Un seul but : la rentabilité

Notre génération bénéficie certes de plus de moyens technologiques qu’auparavant, mais elle travaille aussi sous la pression qui va de pair avec l’accélération globale de la communication, du traitement des données et la complexification globale liée à la digitalisation. Dans le secteur social, c’est presque un gros mot, mais pourtant elle est bel et bien là : la rentabilité. Un non dit qui pèse son poids et qui s’écrit en filigrane de tous ces progrès technologiques. Un objectif que ces fameux moyens nous permettent d’atteindre. Aujourd’hui, il y a moins de travailleurs pour faire plus de travail, dans la plupart des secteurs, en ce compris dans le social.
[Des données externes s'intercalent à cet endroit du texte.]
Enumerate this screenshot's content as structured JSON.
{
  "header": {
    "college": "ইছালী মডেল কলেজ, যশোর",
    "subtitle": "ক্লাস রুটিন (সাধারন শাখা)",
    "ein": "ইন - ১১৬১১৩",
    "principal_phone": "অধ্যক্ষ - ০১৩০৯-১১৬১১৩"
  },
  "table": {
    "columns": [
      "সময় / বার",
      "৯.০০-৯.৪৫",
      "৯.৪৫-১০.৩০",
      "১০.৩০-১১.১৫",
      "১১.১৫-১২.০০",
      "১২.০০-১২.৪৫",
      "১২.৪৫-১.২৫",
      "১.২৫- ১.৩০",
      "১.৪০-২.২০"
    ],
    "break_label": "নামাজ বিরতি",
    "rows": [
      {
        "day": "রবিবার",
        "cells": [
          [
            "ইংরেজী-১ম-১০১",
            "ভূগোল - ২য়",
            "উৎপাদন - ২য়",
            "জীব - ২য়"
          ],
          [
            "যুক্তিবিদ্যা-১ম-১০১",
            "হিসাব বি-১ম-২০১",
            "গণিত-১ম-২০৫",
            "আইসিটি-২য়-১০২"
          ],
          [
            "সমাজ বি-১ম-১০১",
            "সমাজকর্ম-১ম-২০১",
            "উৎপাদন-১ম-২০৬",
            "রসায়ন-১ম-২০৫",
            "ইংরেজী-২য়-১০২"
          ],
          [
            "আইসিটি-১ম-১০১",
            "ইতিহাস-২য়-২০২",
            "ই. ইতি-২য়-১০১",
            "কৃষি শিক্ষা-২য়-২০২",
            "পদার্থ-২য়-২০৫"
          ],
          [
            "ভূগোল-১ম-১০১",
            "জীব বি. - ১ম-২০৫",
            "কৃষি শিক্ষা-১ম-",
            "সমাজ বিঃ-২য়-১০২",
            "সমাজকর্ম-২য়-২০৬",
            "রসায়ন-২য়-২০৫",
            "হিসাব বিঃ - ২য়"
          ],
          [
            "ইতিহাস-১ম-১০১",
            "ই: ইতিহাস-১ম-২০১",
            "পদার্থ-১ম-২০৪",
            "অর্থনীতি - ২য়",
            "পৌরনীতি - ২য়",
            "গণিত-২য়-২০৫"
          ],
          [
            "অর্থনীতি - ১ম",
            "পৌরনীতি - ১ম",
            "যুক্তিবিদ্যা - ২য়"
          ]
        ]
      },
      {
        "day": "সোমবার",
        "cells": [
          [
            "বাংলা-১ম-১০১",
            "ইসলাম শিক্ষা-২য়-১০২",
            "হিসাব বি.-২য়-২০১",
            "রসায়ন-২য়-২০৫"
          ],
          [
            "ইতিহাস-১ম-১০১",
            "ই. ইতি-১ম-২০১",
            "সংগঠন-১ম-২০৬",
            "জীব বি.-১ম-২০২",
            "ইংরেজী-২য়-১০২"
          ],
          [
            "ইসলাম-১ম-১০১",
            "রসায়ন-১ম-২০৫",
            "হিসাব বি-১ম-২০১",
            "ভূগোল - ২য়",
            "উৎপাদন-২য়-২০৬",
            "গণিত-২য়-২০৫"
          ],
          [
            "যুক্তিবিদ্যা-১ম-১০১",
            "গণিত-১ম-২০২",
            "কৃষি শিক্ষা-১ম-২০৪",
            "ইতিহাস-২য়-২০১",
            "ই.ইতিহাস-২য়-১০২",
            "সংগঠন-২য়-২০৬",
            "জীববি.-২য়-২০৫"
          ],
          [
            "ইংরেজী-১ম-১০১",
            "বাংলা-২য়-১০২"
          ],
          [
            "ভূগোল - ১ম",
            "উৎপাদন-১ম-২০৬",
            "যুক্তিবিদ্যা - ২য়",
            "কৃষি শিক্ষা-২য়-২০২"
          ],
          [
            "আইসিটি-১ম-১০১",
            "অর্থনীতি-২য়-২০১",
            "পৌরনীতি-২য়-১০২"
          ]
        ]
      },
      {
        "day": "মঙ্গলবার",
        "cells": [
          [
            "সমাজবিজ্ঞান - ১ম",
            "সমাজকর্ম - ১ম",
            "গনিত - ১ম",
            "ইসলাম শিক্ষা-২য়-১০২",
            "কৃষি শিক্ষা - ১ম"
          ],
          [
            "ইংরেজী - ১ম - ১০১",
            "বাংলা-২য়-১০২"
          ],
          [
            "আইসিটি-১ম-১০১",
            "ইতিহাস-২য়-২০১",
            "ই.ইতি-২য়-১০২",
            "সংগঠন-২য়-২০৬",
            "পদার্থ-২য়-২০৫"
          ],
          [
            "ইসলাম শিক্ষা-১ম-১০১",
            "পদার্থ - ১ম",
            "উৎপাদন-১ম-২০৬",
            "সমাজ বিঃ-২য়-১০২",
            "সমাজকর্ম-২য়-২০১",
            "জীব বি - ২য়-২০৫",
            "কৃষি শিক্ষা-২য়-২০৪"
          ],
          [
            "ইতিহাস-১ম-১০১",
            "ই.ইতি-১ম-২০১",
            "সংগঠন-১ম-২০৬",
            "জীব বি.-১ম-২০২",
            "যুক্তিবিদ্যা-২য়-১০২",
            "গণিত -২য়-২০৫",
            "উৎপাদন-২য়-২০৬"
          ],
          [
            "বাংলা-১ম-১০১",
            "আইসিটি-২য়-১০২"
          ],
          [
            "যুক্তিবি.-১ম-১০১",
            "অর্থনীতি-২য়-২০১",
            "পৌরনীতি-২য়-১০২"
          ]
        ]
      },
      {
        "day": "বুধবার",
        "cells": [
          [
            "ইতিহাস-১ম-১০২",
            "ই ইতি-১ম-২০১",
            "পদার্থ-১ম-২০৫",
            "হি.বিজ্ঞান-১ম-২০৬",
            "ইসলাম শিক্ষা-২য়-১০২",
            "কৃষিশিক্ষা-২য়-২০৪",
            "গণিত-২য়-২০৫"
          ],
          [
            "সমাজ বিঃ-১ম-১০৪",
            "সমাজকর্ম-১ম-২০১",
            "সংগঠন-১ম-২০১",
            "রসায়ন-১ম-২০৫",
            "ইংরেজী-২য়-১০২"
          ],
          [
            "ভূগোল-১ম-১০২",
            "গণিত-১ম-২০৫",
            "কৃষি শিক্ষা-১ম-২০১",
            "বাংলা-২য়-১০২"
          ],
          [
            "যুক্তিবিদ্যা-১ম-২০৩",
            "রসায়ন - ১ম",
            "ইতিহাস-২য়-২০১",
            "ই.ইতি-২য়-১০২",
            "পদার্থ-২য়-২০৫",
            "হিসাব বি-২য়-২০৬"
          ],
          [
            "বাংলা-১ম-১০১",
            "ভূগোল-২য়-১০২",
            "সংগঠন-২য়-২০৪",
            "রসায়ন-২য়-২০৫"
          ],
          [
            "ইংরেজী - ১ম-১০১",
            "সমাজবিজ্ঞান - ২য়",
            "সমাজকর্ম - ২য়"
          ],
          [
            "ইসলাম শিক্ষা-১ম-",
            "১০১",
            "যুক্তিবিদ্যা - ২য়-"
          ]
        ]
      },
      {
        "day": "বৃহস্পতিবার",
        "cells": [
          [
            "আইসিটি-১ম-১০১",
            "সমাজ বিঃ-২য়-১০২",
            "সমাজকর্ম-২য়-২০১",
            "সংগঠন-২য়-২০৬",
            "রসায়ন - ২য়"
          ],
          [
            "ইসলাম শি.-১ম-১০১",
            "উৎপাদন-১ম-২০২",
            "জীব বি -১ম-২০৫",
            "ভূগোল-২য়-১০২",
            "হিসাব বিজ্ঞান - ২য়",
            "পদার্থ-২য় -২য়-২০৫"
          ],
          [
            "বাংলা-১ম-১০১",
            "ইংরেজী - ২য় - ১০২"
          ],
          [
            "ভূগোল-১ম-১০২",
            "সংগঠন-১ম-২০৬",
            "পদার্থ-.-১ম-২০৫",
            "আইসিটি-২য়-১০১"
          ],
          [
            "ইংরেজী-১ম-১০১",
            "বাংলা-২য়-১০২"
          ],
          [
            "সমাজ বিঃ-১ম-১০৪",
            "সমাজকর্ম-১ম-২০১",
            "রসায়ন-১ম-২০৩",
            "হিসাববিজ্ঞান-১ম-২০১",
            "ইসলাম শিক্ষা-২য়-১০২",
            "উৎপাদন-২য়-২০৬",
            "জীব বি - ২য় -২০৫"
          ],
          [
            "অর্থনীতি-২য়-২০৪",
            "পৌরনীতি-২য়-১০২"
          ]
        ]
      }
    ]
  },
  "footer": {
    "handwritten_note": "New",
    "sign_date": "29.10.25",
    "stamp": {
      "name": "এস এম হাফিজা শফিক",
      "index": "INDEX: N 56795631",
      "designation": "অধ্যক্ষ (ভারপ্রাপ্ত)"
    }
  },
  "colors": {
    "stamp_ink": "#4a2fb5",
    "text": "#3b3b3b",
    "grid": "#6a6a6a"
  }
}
Ce n’est ni un hasard ni une coïncidence.

Quel est le prix du pas de côté ?

Dans ce contexte, quel est le prix du pas de côté ? De celui que l’on va faire en travaillant plus lentement, en accordant aux choses et aux gens le temps dont ils ont besoin ? En permettant aux projets de mûrir ? Quel est le prix du ralentissement ? Celui qui va permettre au travailleur de décontracter les épaules, de dénouer le ventre ? Parfois, le prix c’est la pénurie, l’absentéisme, le désengagement, le licenciement, l’incapacité de travail. Parfois ce sont aussi les questionnements sans fin du travailleur qui se demande pourquoi il ne se sent pas à sa place ou compétent. Parfois, c’est sortir du cadre pour se rendre compte que ce même cadre oppresse plus qu’il ne contient.